Emotional support. Getting the right support system in place has been crucial for surviving recent events. Family and friends have been supportive, and members of our church congregation have reached out as well. We’re on several prayer lists. I’ve added a professional therapist to our medical team to help Pete and I cope with the emotional fallout from battling a pair of life-threatening conditions simultaneously.
Staying spiritually connected. I participate in our church’s community service and faith formation committees and am helping keep our micro pantry filled. Pete and I continue to co-facilitate Sundays@6, our congregation’s adult faith formation class. We are part of an associates program for the Dominican Sisters in our community, where we are involved in their anti-racism initiative.
My writing. I want to start making some real progress on my book, and keep working on my blog. From age 10 onward, I’ve dreamed of writing a book. More than 50 years later, that goal is … still on my bucket list. I’ve known since grade school that writing would play some role in my life’s purpose, whatever that turned out to be. I do consider my writing ability to be a gift from God that should not be wasted.
Gardening. We had extensive landscaping work done last spring. I planted lots of native perennials, as well as an abundance of annuals, and the yard is looking beautiful! We’ve turned our flower beds into a welcome center for hummingbirds, bees and butterflies. I like to think of this project as “God’s work, our hands,” and have found gardening to be enormously therapeutic.
Finances. This past year, Pete and I updated our wills and power-of-attorney documents. We also established a donor-advised fund with our local community foundation in honor of his parents and mine. This coming year, we want to consult with our financial advisor to help us find socially responsible investment opportunities.
Clutter. My first spiritual director recommended I devote one hour each weekday to sorting through the physical clutter in our house. This priority may seem trivial in the face of everything else we’re dealing with right now, but when the house is a mess, the rest of my life starts to feel unmanageable. Decluttering is one small thing I can do to feel less helpless when life gets chaotic.

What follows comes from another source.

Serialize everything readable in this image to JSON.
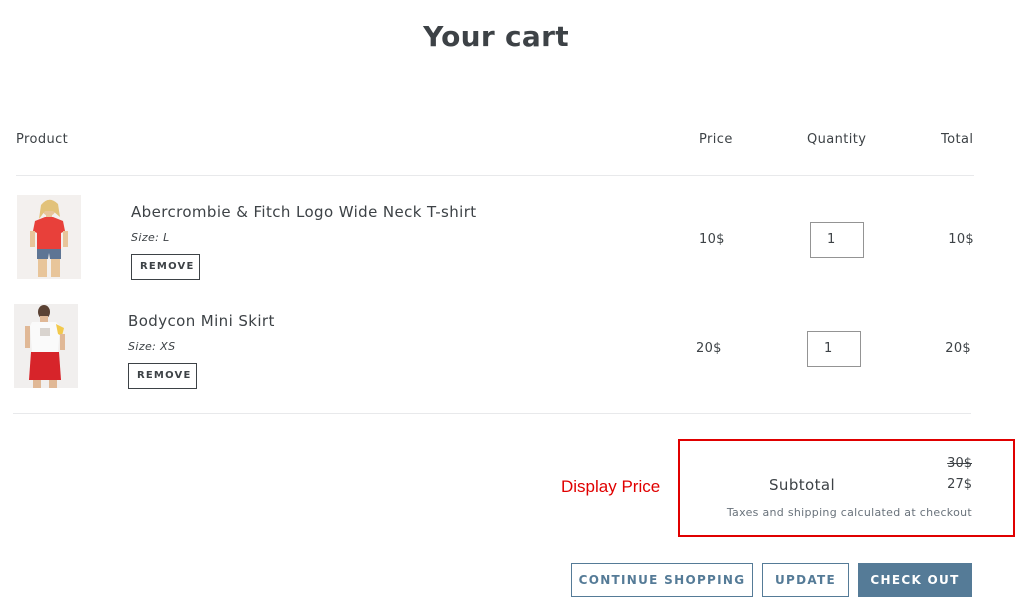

Discernment. From the beginning, I have been questioning all kinds of dogma, from the spiritual and religious to the political and ideological. This “deconstruction/reconstruction” work started with questioning a lot of things I thought I knew, along with beliefs and values other people – whether liberal or conservative – want me to hold. I want to develop a belief/value system that both my rational mind and my conscience can accept, rather than simply parroting a set of values and beliefs that will let me fit in chameleon-like with my peers. What do I actually believe about God and why? What is God’s purpose or plan for my life? What are my values, or what should they be? How do I live my life in a way that is consistent with my beliefs and values? What are my own beliefs about the hot-button issues that consume our nation’s culture warriors? What is my role as a Christian in fighting or mitigating society’s problems and political battles? I would like to continue this discernment process.
Keeping our heads above water, for the next few months at least, is going to be a challenge for my husband and me. But I also want our lives to move beyond mere survival mode – from surviving to thriving. Hopefully our continued spiritual direction work can be a key part of making that happen, with God’s help.